Eastern religions, more akin to philosophies in the western mind, don’t rely on some single set of rigorous and concrete laws to be slavishly followed like western religions.  However, these are not “believe whatever makes you feel good” philosophies either.  There is still an external truth for you to seek.  You grow spiritually through meditation and learning, you wrestle with philosophy, but you do grow.  There are correct paths to follow.

The modern spiritualist is on a self-designed path, picking and choosing items from a variety of different philosophies and religious traditions to suit their own tastes (often incorporating magical and pseudo-scientific hoo-hah along the way).  But how do you know which beliefs are right to choose?  More importantly, if you’re only choosing things you already agree with, how do you grow spiritually? 

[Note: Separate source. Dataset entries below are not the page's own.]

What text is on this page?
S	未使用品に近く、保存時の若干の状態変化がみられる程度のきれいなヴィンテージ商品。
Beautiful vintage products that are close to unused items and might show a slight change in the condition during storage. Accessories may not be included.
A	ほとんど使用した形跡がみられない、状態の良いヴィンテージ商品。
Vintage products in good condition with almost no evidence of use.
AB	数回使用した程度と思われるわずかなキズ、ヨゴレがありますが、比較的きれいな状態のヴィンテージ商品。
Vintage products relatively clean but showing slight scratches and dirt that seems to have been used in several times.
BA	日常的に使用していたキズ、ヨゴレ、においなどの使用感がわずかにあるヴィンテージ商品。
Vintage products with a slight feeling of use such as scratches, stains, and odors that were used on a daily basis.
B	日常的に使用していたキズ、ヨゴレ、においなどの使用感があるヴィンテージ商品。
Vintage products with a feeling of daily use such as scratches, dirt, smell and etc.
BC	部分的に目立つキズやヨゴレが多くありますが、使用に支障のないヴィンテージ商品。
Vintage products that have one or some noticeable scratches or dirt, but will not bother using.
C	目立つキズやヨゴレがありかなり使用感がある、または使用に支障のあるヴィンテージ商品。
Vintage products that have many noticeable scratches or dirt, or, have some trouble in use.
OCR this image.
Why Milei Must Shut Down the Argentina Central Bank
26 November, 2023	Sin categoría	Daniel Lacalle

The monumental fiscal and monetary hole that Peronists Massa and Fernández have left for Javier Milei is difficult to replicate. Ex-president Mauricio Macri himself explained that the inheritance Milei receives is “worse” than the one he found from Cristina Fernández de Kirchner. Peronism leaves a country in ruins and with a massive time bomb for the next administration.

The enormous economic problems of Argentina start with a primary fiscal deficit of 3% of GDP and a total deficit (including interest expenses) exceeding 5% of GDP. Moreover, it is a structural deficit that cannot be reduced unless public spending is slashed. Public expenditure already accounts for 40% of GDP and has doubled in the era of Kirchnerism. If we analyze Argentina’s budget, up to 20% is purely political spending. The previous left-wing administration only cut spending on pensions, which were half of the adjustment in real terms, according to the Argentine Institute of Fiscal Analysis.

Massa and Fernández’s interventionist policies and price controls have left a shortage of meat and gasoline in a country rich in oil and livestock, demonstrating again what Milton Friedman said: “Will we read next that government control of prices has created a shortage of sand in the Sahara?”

When these spiritualists seek an external guide, they invariable choose someone who is saying what they want to hear, what they already believe.  So, there’s really no growth there.  Instead, you end up with a group of likeminded individuals reaffirming their biases and participating in groupthink.  In groups where ideas are not challenged, instead forming consensus, there can’t be growth.

If you happen to be one of these types of spiritualists, you can stop your quest now.  You already know what is right, what is wrong, and why.  There’s no need to waste any more of your time surrounding yourself with quotes that reaffirm what you already believe.  You’re not going to grow.

Personally, I would like to see more people evaluate their religiosity.  I find that in my lifetime I’ve met few devoutly observant people.  I bet, through reason and deliberation, that most would conclude that they are not religious.  However, since few have used evidence or reason to arrive at religion, I doubt that evidence or reason will persuade them to abandon religion.

I, myself, am trying to live a life with a reason and evidence-based philosophy.   I know that there are many things I do not know, and that won’t be known in my lifetime.  I’m OK with that.  I don’t need to fill the gaps in my knowledge with any convenient fantasy.  Instead, I’m learning to be comfortable saying, “I don’t know.”  Learning to say, “I don’t know” is a great experience.  It is liberating to speak the truth.